As a Classically tragic hero, Lear's downfall is brought about by a key flaw in his character.  Arguably, it is his prideful assumption that he is automatically entitled to power, that causes his problems in the play.  This scene is a critical moment for Lear as it marks a pivotal point at which his pride sends him on an accelerated decline into ill-health as he would rather weather a wild storm than try to negotiate with his daughters.  The audience hears Lear's arrogance in the incredibly imperious way in which he addresses the elements, commanding the "all-shaking thunder" to "Smite flat the thick rotundity o' the world!"  The sheer scope of the imagery here, referring to the whole globe, shows the size of Lear's pride, his sense of his enormous power.  The Fool humbly (in prose) tries to encourage Lear to ask for his daughter's help ("Good nuncle, in, and ask thy daughters' blessing!"), but Lear continues to shout at the winds, then finally slips into moody obstinacy as he mutters, "No, I will be the pattern of all patience; I will say nothing."
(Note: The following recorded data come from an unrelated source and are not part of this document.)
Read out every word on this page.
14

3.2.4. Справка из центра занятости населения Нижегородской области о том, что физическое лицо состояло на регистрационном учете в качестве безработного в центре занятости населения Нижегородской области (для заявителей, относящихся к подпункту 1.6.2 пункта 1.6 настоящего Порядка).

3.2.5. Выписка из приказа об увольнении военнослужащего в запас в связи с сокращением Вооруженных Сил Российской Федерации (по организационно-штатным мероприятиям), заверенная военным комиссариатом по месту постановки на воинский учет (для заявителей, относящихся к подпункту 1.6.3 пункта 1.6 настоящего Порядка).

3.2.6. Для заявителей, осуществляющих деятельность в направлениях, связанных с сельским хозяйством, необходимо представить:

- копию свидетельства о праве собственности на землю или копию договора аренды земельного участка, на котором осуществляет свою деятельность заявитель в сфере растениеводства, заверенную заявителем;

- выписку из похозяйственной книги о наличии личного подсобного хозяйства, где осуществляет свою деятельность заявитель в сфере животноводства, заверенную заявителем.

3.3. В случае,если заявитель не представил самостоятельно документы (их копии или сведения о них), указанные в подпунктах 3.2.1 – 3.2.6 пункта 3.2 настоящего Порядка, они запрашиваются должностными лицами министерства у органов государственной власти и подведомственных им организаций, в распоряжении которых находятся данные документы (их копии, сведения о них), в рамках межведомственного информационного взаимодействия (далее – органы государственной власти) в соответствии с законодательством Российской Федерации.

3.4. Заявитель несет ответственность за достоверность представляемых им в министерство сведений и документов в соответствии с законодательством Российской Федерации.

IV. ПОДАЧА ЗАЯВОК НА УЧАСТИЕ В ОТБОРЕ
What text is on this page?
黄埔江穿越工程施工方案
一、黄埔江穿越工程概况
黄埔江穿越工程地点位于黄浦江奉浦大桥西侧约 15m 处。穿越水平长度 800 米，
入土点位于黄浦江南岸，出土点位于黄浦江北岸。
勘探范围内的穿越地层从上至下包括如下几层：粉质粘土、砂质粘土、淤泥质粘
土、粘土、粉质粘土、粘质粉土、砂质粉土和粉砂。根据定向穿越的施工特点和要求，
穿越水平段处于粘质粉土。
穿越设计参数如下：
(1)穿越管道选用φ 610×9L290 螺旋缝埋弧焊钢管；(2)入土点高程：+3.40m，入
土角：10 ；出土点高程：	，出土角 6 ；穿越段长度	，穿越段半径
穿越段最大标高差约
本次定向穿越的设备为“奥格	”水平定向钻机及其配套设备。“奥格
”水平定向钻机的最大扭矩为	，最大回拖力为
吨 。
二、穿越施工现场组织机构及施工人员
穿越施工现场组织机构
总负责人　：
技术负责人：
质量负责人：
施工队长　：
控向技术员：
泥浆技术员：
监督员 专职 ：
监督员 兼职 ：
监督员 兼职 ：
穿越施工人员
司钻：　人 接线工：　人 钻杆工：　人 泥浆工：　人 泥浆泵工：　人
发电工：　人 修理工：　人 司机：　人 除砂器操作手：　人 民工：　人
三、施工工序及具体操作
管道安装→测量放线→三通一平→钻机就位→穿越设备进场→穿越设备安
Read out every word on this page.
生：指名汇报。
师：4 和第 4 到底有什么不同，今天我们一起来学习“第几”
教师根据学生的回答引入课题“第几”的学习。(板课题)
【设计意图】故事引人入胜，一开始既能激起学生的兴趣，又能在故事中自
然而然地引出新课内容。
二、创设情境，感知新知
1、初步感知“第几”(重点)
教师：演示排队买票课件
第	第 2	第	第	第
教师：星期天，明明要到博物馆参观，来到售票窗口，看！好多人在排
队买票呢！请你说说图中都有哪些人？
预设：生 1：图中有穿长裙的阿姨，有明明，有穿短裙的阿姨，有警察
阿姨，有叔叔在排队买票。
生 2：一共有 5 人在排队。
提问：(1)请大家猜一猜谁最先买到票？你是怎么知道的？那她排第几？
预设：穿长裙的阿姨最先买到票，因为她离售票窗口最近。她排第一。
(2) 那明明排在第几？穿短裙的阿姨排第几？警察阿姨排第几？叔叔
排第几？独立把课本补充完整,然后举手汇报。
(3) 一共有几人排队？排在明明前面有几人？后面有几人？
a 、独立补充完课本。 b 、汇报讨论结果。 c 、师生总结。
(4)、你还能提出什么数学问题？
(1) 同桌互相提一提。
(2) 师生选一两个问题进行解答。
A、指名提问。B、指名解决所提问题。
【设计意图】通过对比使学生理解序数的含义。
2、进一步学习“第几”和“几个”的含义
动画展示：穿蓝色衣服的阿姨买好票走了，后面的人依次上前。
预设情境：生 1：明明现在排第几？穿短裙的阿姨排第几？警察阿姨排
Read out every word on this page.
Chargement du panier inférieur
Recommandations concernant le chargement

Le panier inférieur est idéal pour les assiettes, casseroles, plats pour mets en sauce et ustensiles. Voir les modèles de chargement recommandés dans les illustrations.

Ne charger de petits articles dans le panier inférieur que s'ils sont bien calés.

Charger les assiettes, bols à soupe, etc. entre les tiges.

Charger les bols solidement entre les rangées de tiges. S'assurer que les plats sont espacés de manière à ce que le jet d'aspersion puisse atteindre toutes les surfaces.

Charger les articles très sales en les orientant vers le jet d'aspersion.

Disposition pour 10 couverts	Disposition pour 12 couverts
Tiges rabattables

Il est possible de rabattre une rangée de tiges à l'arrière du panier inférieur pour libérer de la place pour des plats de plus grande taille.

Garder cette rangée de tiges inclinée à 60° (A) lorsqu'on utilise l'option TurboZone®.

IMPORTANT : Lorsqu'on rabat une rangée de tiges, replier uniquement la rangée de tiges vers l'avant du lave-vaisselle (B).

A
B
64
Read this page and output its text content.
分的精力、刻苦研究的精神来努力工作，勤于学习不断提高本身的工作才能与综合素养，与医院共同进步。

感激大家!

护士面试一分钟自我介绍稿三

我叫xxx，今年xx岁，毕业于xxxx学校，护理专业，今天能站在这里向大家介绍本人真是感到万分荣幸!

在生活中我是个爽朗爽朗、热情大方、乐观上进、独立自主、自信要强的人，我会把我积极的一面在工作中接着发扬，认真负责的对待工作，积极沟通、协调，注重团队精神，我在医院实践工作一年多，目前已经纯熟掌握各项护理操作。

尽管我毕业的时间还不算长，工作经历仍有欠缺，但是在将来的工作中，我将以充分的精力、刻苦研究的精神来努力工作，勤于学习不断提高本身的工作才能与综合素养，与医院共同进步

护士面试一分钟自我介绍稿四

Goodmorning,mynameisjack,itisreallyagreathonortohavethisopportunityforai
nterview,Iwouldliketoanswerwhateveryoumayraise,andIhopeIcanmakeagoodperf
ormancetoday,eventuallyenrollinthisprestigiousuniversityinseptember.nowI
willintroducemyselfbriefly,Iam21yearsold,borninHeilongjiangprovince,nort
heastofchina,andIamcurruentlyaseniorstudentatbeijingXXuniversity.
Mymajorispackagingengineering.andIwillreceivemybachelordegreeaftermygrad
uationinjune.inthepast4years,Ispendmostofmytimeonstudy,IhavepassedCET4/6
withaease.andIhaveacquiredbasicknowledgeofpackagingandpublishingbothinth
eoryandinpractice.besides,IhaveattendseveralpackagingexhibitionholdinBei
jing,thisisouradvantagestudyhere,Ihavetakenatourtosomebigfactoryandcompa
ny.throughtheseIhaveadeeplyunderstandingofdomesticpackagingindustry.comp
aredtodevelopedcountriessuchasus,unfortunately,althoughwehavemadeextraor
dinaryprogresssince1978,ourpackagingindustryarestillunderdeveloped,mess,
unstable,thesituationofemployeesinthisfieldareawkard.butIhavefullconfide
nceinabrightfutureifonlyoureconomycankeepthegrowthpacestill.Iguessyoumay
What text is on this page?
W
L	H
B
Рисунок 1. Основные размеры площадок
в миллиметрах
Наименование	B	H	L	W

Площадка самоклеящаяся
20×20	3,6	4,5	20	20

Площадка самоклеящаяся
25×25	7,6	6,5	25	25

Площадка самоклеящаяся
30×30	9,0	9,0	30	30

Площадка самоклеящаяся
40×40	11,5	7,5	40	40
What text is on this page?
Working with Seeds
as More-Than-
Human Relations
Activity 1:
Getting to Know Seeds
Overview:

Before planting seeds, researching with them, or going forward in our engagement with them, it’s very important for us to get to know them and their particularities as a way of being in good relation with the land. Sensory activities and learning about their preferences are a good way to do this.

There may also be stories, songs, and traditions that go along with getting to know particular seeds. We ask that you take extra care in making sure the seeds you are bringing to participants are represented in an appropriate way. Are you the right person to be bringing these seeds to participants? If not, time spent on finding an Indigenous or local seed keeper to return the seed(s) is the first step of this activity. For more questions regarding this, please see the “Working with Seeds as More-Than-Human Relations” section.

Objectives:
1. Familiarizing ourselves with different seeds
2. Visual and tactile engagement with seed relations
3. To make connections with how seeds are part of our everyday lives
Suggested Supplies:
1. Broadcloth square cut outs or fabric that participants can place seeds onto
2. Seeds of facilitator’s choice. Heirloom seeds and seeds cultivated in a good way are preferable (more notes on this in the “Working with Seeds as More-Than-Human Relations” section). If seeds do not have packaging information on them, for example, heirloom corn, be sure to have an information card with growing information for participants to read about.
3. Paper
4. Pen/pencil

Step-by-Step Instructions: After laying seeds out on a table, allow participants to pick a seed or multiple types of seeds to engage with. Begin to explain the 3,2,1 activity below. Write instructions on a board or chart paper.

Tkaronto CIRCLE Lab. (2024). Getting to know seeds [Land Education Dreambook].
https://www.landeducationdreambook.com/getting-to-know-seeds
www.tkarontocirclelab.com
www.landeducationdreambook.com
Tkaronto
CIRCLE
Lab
Another theme evident here is external settings versus internal settings.  This section marks the moment when Lear moves from the "indoor" world of politics, order and power into a wilder "external" world representing psychological confusion, powerlessness and disorder.  Elsewhere in the play, Shakespeare also shows the chaos of the state by showing several other "good" characters in exile.  Kent, Edgar and Gloucester all spend much of the play having to survive conditions outside.  A particularly poignant example of this is towards the end of Act 3 scene 4, when the grief-stricken Kent and Gloucester painfully try to encourage Lear, who has lost his wits and stripped his clothes off, to enter a hovel to shelter from the storm whilst Edgar, disguised as Poor Tom, chatters nonsense.  The Fool also explores the signficance of being indoors in his cryptic rhyme towards the end of the given section.  He suggests that it is wise and self-protecting for a person to make sure they are well-housed in his phrase, "He that has a house to put 's head in has a good headpiece".

Another issue relevant to this section is the concept of kingship.  In Shakespeare's day, the King was seen to be God's representative on earth, so it followed that when a King was wronged, the physical world, being an extension of the King, would express this disorder in the form of bad occurrences and ominous weather.  Shakespeare uses the storm to show the unholiness of the insults to the King.  Dramatically, this would have a powerful impact, as the auditorium would be filled with noise and visual disturbance, emphasising the evilness inherent in Goneril and Regan's treatment of their father, God's servant.  As is typical in a Shakespearean tragedy, physical order is finally restored at the end of the play as the amoral characters are dead and noble characters step up to take power.  The confident rhyming couplets (spoken by Edgar in the Folio edition) in the closing lines emphasise the return to authenticity and holy order:

The weight of this sad time we must obey;

Speak what we feel, not what we ought to say.

The oldest hath borne most; we that are young

Shall never see so much, nor live so long.